Podía imaginar, sin esfuerzo alguno, que era su mano. Y por algunos minutos me olvidé de todo. Me olvidé de cuánto me había estado doliendo vivir hasta ese momento.

Increíblemente, el paisaje que se abría frente a mí me resultaba muy familiar. Aunque estaba seguro de que nunca había estado allí antes. Más allá de las angostas vías del tren, se extendía un campo llano, vestido con una fina capa de nieve nueva, brillando a intervalos cuando las nubes blancas y esponjosas se movían en el cielo. Un grupo de abedules jóvenes se apiñaban más allá, bordeando un camino de tierra estrecho, salpicado también, aunque sólo en ciertas partes, de copos de nieve. Lo miré extasiado, sintiendo extrañamente que me estaba llamando. "¿Hasta dónde llegará?", me pregunté, tratando de vislumbrar qué podría haber más allá. Pero, aunque fijé bien la vista, sólo pude ver un relieve descendiente, y más allá las copas de centenarias coníferas. Pero nada más…

Aquel banco me pareció de repente tan cómodo y la vista, tan pacífica que me crucé de brazos y apoyé mi espalda sobre el viejo respaldo. Volví a inspirar profundamente mientras disfrutaba del silencio. Pues recién allí me di cuenta que el andén había quedado vacío y pude ver a lo lejos cómo se alejaba un tren. No me había percatado que los pasajeros ya se habían tomado el siguiente para continuar con sus viajes.

Me alegré al ver la estación, que no medía más de treinta metros de largo, vacía. Y creo que me hubiese quedado allí quién sabe cuánto tiempo si mi celular no hubiese comenzado a vibrar insistentemente otra vez en mi bolsillo. Supe instintivamente que era una llamada de Eric.

Traté de no hacerle caso. Y a pesar de mi intento de volver a concentrarme en aquel maravilloso paisaje, no lo logré. Y la sensación de paz que me había estado envolviendo se fue. Así, sin más. Y me di cuenta de que había empezado a llorar otra vez. Me enojé con Eric por haberme arrebatado aquel momento.
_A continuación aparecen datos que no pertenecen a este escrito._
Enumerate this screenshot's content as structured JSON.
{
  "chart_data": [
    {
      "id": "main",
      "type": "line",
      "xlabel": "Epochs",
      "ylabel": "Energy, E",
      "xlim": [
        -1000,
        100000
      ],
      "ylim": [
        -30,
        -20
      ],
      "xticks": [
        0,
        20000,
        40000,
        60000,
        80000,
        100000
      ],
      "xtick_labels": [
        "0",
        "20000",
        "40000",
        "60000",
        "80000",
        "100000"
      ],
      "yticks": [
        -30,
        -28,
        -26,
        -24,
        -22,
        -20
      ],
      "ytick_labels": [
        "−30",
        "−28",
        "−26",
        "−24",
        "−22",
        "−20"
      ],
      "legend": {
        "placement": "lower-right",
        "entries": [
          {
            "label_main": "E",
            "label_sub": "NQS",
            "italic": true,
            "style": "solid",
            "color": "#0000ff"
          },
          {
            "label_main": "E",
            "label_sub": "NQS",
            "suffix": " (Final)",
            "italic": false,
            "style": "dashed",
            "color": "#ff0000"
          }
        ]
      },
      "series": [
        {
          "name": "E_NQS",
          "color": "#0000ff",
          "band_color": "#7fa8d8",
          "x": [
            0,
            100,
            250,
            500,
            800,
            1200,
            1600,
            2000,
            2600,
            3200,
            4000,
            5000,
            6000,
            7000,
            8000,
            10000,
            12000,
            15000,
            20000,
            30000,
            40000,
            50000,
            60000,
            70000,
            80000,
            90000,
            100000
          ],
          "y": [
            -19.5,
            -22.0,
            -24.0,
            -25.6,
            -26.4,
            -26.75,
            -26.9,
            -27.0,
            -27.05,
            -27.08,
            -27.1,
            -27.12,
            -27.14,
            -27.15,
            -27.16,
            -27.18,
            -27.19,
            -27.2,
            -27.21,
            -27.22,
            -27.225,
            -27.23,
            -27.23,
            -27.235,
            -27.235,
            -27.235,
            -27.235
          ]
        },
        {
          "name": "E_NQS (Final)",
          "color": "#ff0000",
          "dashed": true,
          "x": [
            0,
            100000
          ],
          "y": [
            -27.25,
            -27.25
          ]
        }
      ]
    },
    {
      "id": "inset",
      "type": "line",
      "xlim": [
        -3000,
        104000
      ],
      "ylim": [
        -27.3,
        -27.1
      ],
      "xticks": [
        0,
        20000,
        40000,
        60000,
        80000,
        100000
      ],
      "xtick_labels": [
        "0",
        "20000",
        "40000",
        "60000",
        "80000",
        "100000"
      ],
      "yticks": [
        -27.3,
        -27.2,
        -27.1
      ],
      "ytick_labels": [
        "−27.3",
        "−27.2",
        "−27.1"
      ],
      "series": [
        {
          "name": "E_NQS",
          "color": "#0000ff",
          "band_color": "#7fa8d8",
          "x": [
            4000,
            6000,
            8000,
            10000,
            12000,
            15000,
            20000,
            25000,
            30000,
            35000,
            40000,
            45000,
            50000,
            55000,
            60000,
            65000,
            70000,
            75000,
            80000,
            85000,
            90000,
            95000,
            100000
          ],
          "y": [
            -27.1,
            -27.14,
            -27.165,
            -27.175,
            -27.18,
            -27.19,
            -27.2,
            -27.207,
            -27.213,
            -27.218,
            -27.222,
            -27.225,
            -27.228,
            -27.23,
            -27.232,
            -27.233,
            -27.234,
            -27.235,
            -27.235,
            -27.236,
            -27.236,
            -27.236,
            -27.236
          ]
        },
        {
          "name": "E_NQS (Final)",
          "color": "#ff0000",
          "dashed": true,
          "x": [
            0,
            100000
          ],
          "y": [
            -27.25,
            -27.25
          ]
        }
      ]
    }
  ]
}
Y también me enojé conmigo mismo porque con ese llamado recordé que una vez más había huido, en vez de enfrentar mis problemas.

Aún con mis resistencias, el recuerdo finalmente logró abrirse camino. Y reviví con el mismo dolor y la misma humillación la vez en la que- después de una discusión- bajé a la carrera por las escaleras de servicio y me fui calle abajo, dejando a Eric con la palabra en la boca. Aquello lo molestó tanto que, cuando el calor de la discusión me abandonó y el frío me atravesó, Eric me bloqueó la entrada al departamento. Y no tuve más remedio que pasar la noche en una banca del parque cercano. 

Aquel desagradable recuerdo me estremeció. Y sentí la misma oleada de miedo que sentí aquella noche, cuando los ojos extraños de los que se esconden en el ocaso me observaban. Si había algo de lo que siempre fui consciente era de que yo carecía de valentía. Siempre me sentí un cobarde. Y siempre me lo han dicho. Lo vengo escuchando desde que tengo uso de razón.